I will say that the writing is beautiful and get that out of the way. I’d give examples but I have an ARC copy and we’re generally not encouraged to quote from that so just take my word for it. Dellaira’s word-weaving is magic and I enjoyed reading some sentences out loud because they made such nice sounds and said so many things every so beautifully.
What I liked most about this book is the honesty in Laurel’s feelings. Her vulnerabilities, her spiralling mental health and her inability to navigate a world in which she’s suddenly thrust in, a world in which her sister no longer exists and her mother has abandoned her read authentically without being melodramatic. I liked the attention paid to the father’s loneliness and his feelings just as I liked how the aunt is not just portrayed as a bible thumper but as a genuine person who is more than one thing. These little details went a long way to cementing my appreciation of the novel. Another wonderful thing Dellaira does is the way she uses the personages, the dead celebrities, Laurel writes the letters to. They’re not just names on the paper but their lives and their deaths are used in a cleverer than I had anticipated and I liked that. I won’t say anything more because I don’t want to give it away but five thumbs up for that.
Another amazing thing Dellaira does is she takes the trope of the gay best friends and elaborates on it. She gives us fascinating side characters who have their own relationships, conflicts and resolutions. If I were to get poetic, I’d say gave us a sky and dotted with brightly shining stars that formed a constellation. I’m sorry, that’s cheesy but honestly, the LGBQT relationship portrayed in this novel is commendable.

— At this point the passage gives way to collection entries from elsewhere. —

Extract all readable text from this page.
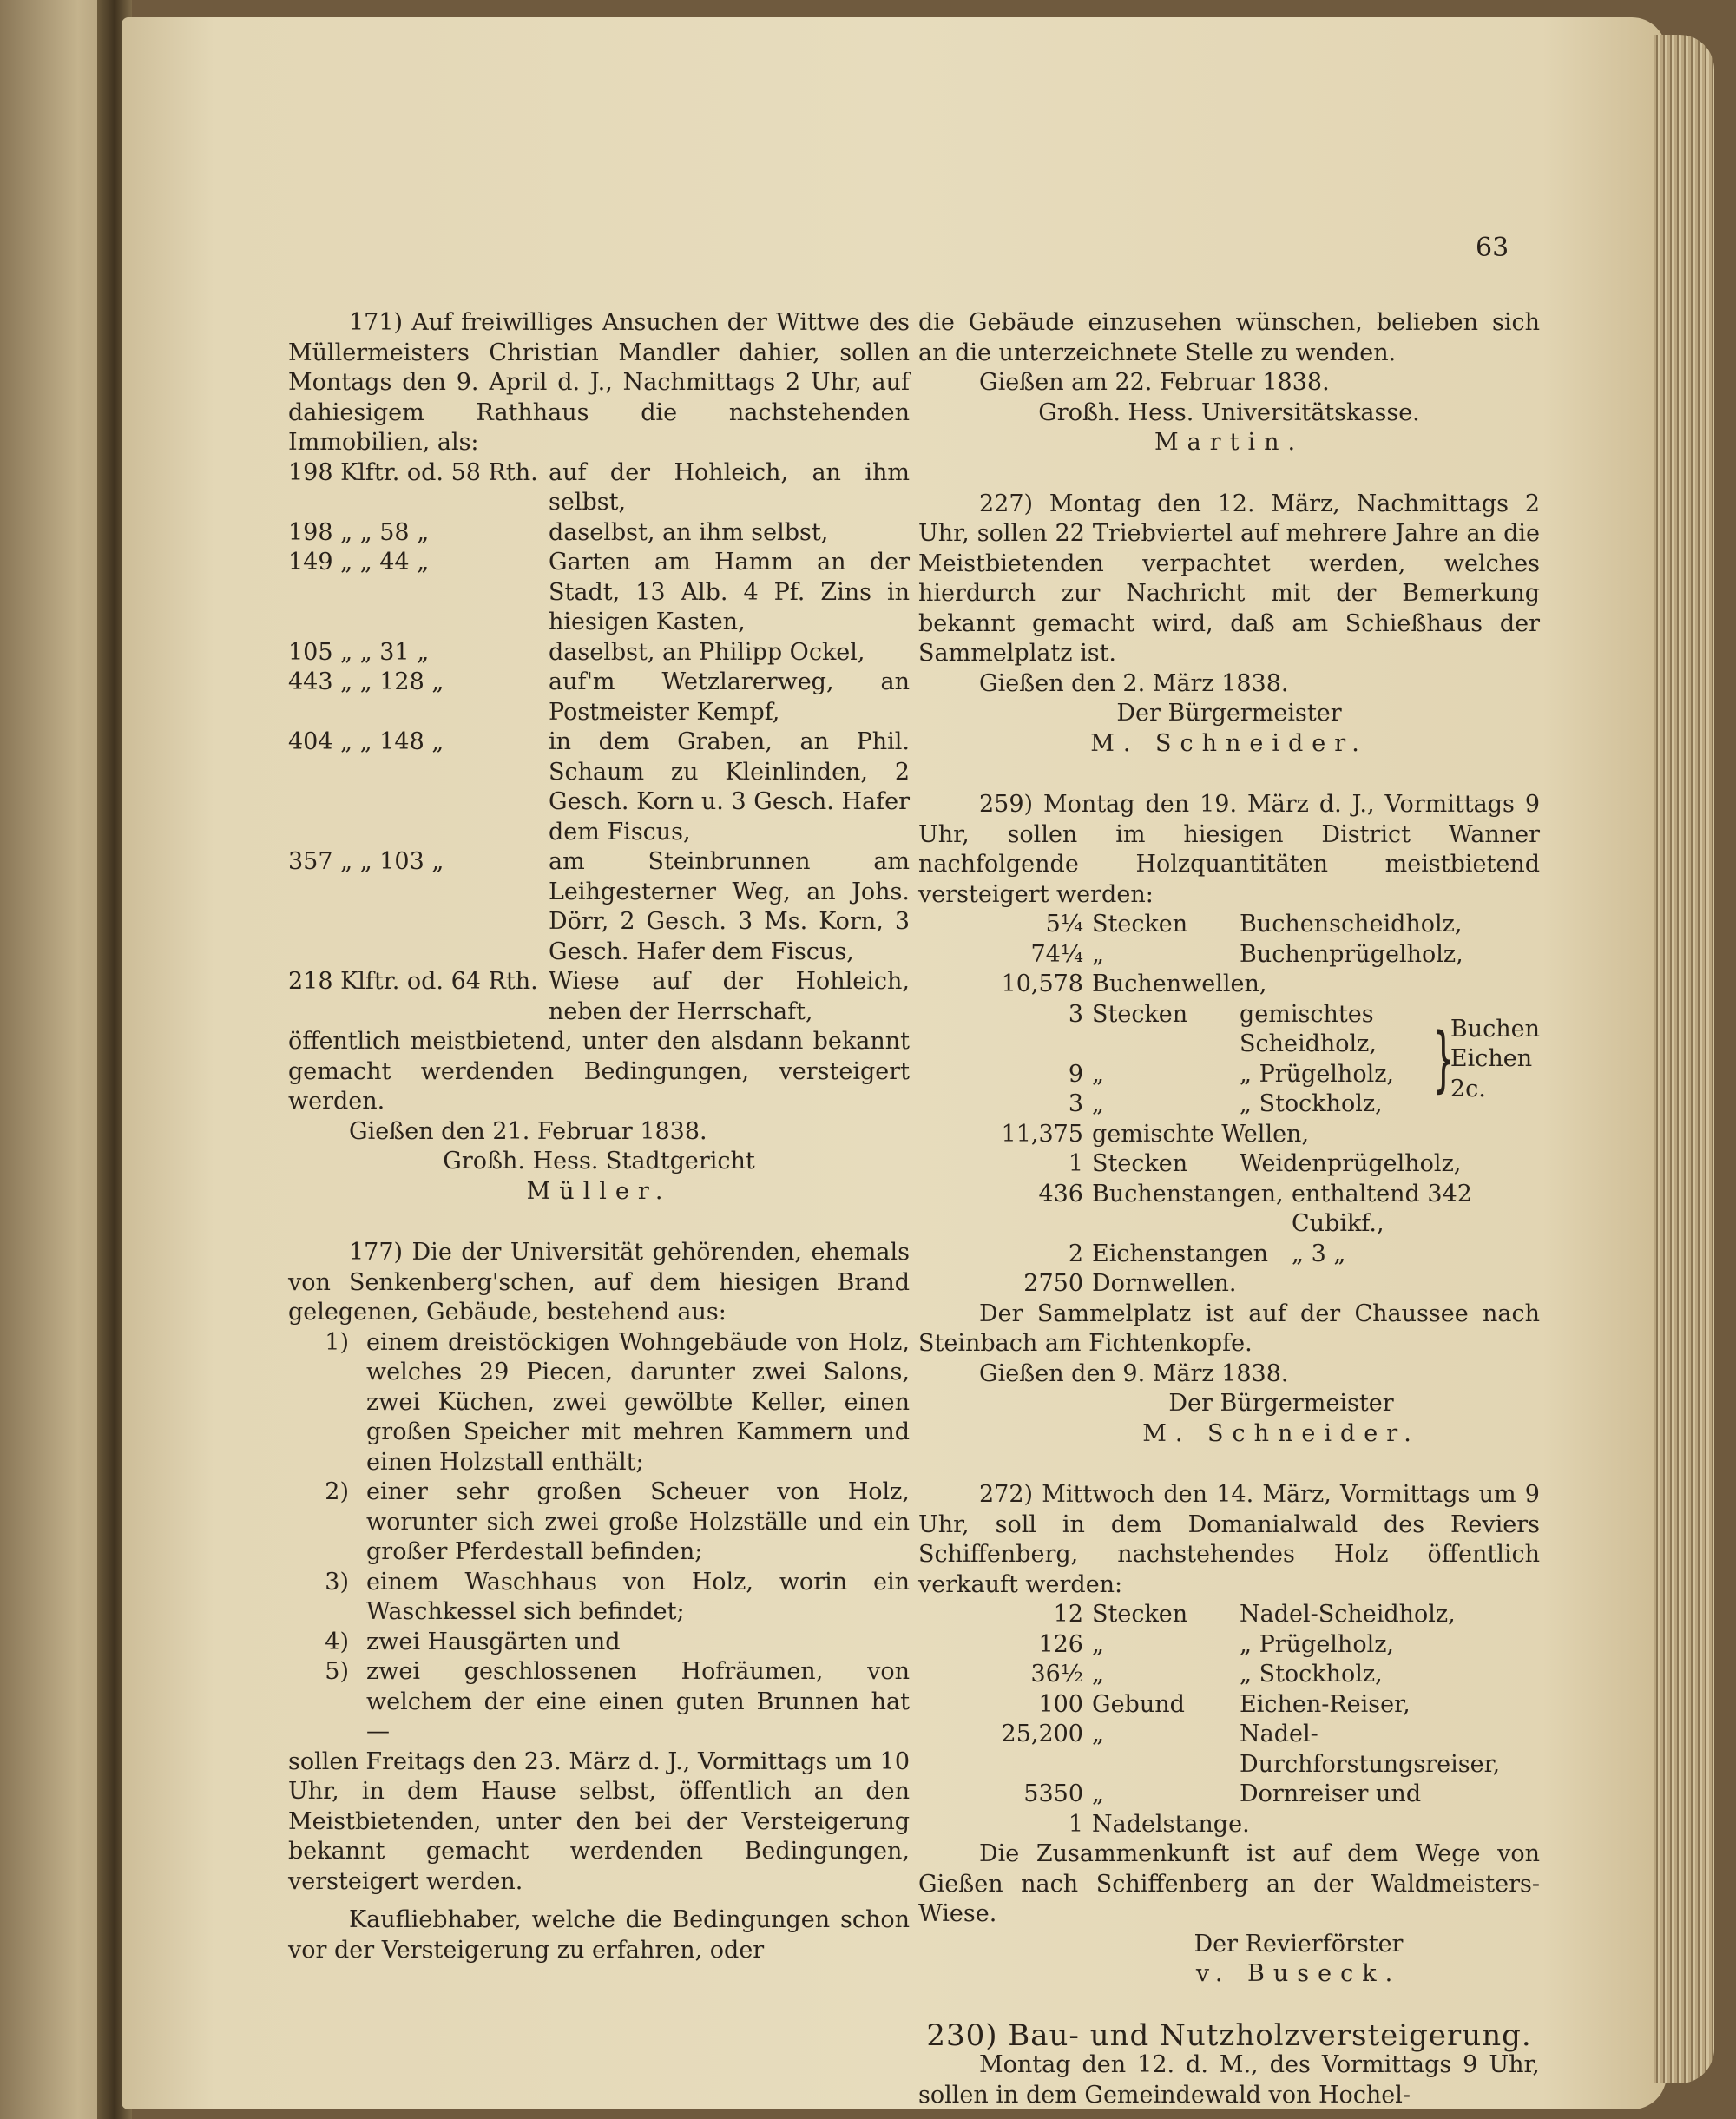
63

171) Auf freiwilliges Ansuchen der Wittwe des Müllermeisters Christian Mandler dahier, sollen Montags den 9. April d. J., Nachmittags 2 Uhr, auf dahiesigem Rathhaus die nachstehenden Immobilien, als:

198 Klftr. od. 58 Rth. auf der Hohleich, an ihm selbst,
198 „ „ 58 „	daselbst, an ihm selbst,
149 „ „ 44 „	Garten am Hamm an der Stadt, 13 Alb. 4 Pf. Zins in hiesigen Kasten,
105 „ „ 31 „	daselbst, an Philipp Ockel,
443 „ „ 128 „	auf'm Wetzlarerweg, an Postmeister Kempf,
404 „ „ 148 „	in dem Graben, an Phil. Schaum zu Kleinlinden, 2 Gesch. Korn u. 3 Gesch. Hafer dem Fiscus,
357 „ „ 103 „	am Steinbrunnen am Leihgesterner Weg, an Johs. Dörr, 2 Gesch. 3 Ms. Korn, 3 Gesch. Hafer dem Fiscus,
218 Klftr. od. 64 Rth. Wiese auf der Hohleich, neben der Herrschaft,

öffentlich meistbietend, unter den alsdann bekannt gemacht werdenden Bedingungen, versteigert werden.

Gießen den 21. Februar 1838.

Großh. Hess. Stadtgericht

Müller.

177) Die der Universität gehörenden, ehemals von Senkenberg'schen, auf dem hiesigen Brand gelegenen, Gebäude, bestehend aus:

1) einem dreistöckigen Wohngebäude von Holz, welches 29 Piecen, darunter zwei Salons, zwei Küchen, zwei gewölbte Keller, einen großen Speicher mit mehren Kammern und einen Holzstall enthält;
2) einer sehr großen Scheuer von Holz, worunter sich zwei große Holzställe und ein großer Pferdestall befinden;
3) einem Waschhaus von Holz, worin ein Waschkessel sich befindet;
4) zwei Hausgärten und
5) zwei geschlossenen Hofräumen, von welchem der eine einen guten Brunnen hat —

sollen Freitags den 23. März d. J., Vormittags um 10 Uhr, in dem Hause selbst, öffentlich an den Meistbietenden, unter den bei der Versteigerung bekannt gemacht werdenden Bedingungen, versteigert werden.

Kaufliebhaber, welche die Bedingungen schon vor der Versteigerung zu erfahren, oder

die Gebäude einzusehen wünschen, belieben sich an die unterzeichnete Stelle zu wenden.

Gießen am 22. Februar 1838.

Großh. Hess. Universitätskasse.

Martin.

227) Montag den 12. März, Nachmittags 2 Uhr, sollen 22 Triebviertel auf mehrere Jahre an die Meistbietenden verpachtet werden, welches hierdurch zur Nachricht mit der Bemerkung bekannt gemacht wird, daß am Schießhaus der Sammelplatz ist.

Gießen den 2. März 1838.

Der Bürgermeister

M. Schneider.

259) Montag den 19. März d. J., Vormittags 9 Uhr, sollen im hiesigen District Wanner nachfolgende Holzquantitäten meistbietend versteigert werden:

5¼ Stecken	Buchenscheidholz,
74¼ „	Buchenprügelholz,
10,578 Buchenwellen,
3 Stecken	gemischtes Scheidholz,
9 „	„ Prügelholz,
3 „	„ Stockholz,
}
Buchen
Eichen
2c.
11,375 gemischte Wellen,
1 Stecken	Weidenprügelholz,
436 Buchenstangen, enthaltend 342 Cubikf.,
2 Eichenstangen „ 3 „
2750 Dornwellen.

Der Sammelplatz ist auf der Chaussee nach Steinbach am Fichtenkopfe.

Gießen den 9. März 1838.

Der Bürgermeister

M. Schneider.

272) Mittwoch den 14. März, Vormittags um 9 Uhr, soll in dem Domanialwald des Reviers Schiffenberg, nachstehendes Holz öffentlich verkauft werden:

12 Stecken	Nadel-Scheidholz,
126 „	„ Prügelholz,
36½ „	„ Stockholz,
100 Gebund	Eichen-Reiser,
25,200 „	Nadel-Durchforstungsreiser,
5350 „	Dornreiser und
1 Nadelstange.

Die Zusammenkunft ist auf dem Wege von Gießen nach Schiffenberg an der Waldmeisters-Wiese.

Der Revierförster

v. Buseck.

230) Bau- und Nutzholzversteigerung.

Montag den 12. d. M., des Vormittags 9 Uhr, sollen in dem Gemeindewald von Hochel-
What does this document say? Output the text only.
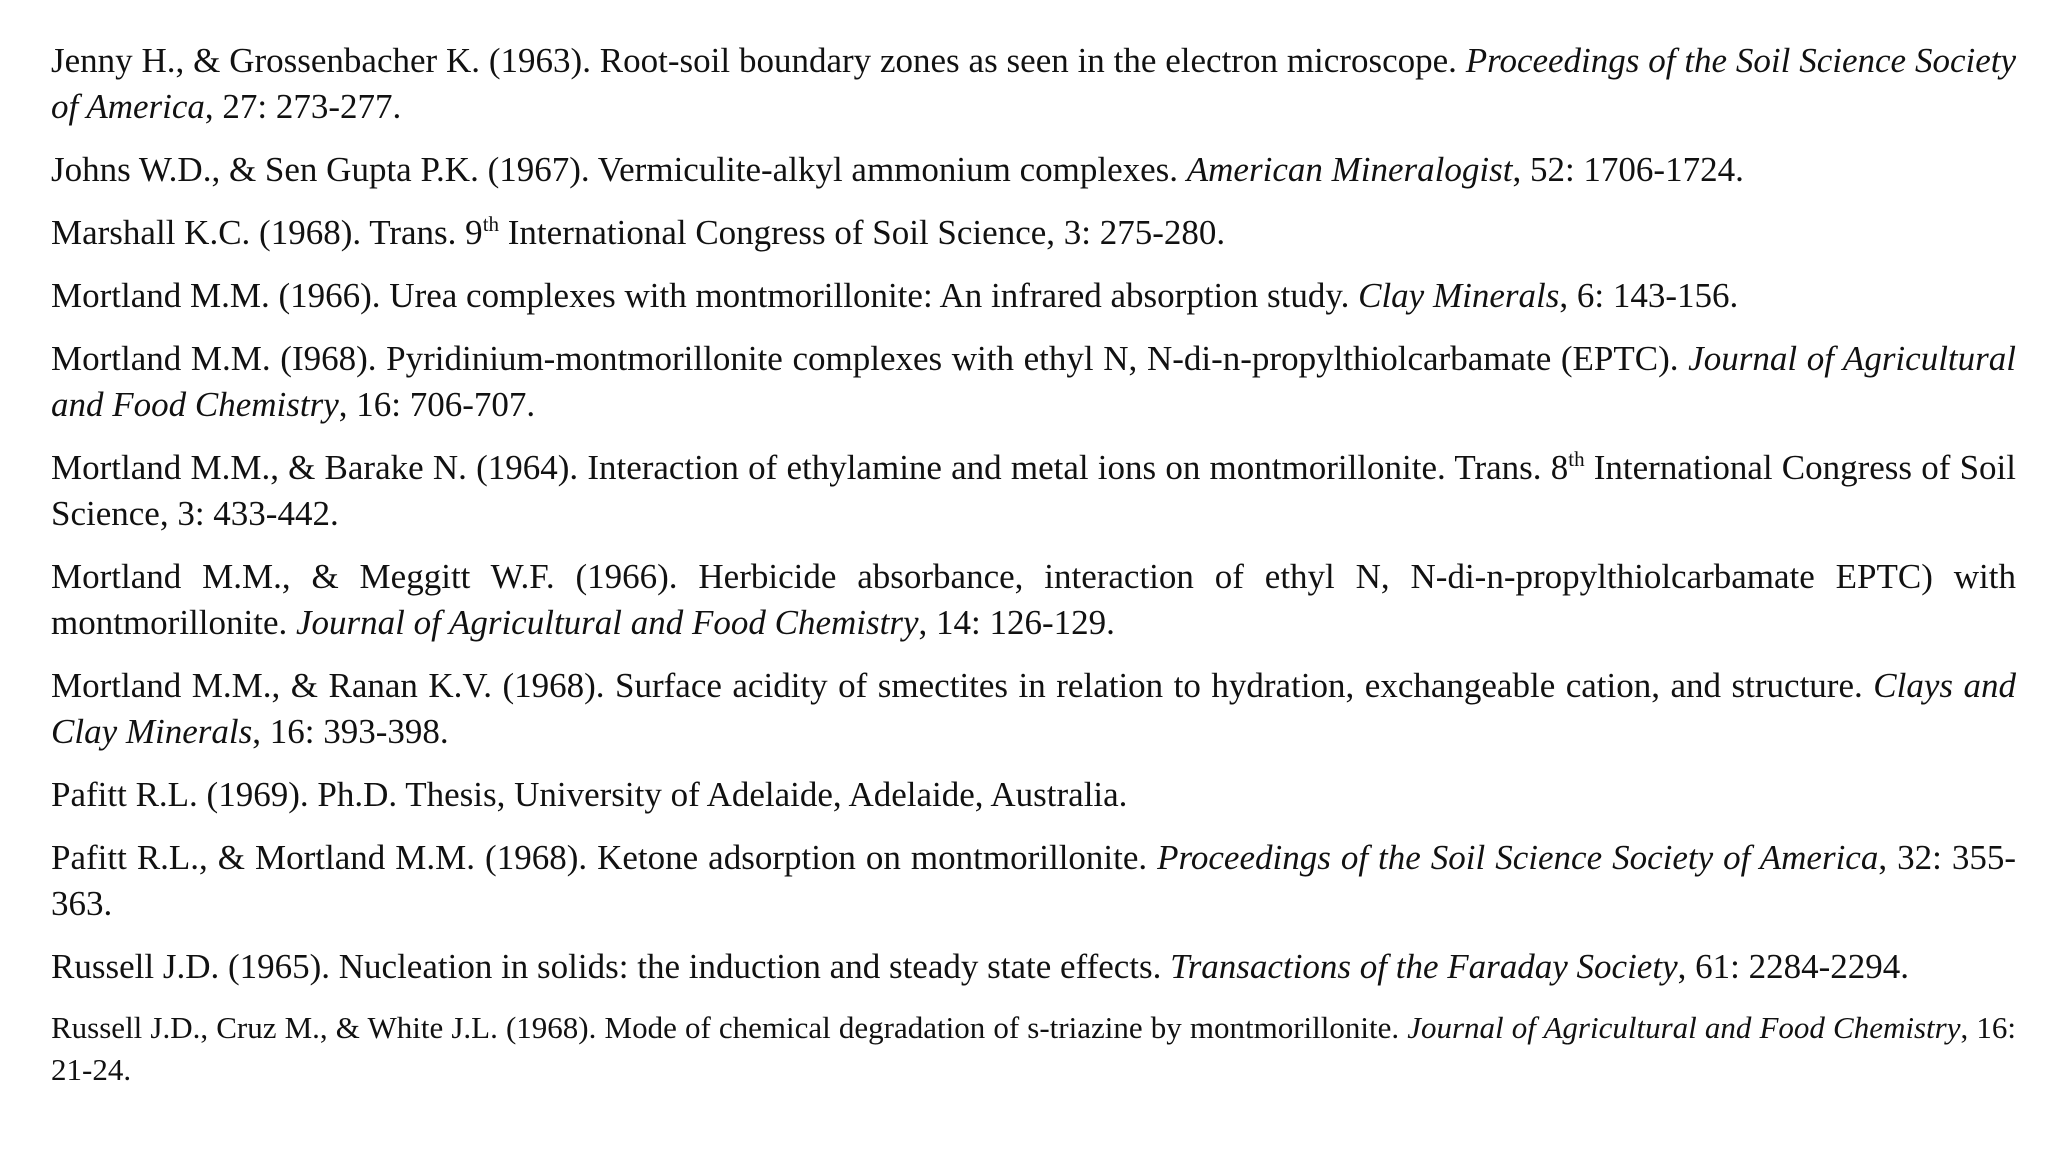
Jenny H., & Grossenbacher K. (1963). Root-soil boundary zones as seen in the electron microscope. Proceedings of the Soil Science Society of America, 27: 273-277.

Johns W.D., & Sen Gupta P.K. (1967). Vermiculite-alkyl ammonium complexes. American Mineralogist, 52: 1706-1724.

Marshall K.C. (1968). Trans. 9th International Congress of Soil Science, 3: 275-280.

Mortland M.M. (1966). Urea complexes with montmorillonite: An infrared absorption study. Clay Minerals, 6: 143-156.

Mortland M.M. (I968). Pyridinium-montmorillonite complexes with ethyl N, N-di-n-propylthiolcarbamate (EPTC). Journal of Agricultural and Food Chemistry, 16: 706-707.

Mortland M.M., & Barake N. (1964). Interaction of ethylamine and metal ions on montmorillonite. Trans. 8th International Congress of Soil Science, 3: 433-442.

Mortland M.M., & Meggitt W.F. (1966). Herbicide absorbance, interaction of ethyl N, N-di-n-propylthiolcarbamate EPTC) with montmorillonite. Journal of Agricultural and Food Chemistry, 14: 126-129.

Mortland M.M., & Ranan K.V. (1968). Surface acidity of smectites in relation to hydration, exchangeable cation, and structure. Clays and Clay Minerals, 16: 393-398.

Pafitt R.L. (1969). Ph.D. Thesis, University of Adelaide, Adelaide, Australia.

Pafitt R.L., & Mortland M.M. (1968). Ketone adsorption on montmorillonite. Proceedings of the Soil Science Society of America, 32: 355-363.

Russell J.D. (1965). Nucleation in solids: the induction and steady state effects. Transactions of the Faraday Society, 61: 2284-2294.

Russell J.D., Cruz M., & White J.L. (1968). Mode of chemical degradation of s-triazine by montmorillonite. Journal of Agricultural and Food Chemistry, 16: 21-24.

Now, though I liked the novel, it had a lot of faults. The love interest is not my favourite. I understand his logic and I understand his actions as self-preserving but how he acts after they break up is problematic for me. Also I don’t understand the lack of anger the parents have at the end towards a certain adult. I wanted some justice but then again, I’m bloodthirsty like that.
Honestly, I really liked this novel. It isn’t perfect, not by a long shot, but the good parts are really good, so good in fact that I’m willing to overlook the not so good parts. Definitely recommended.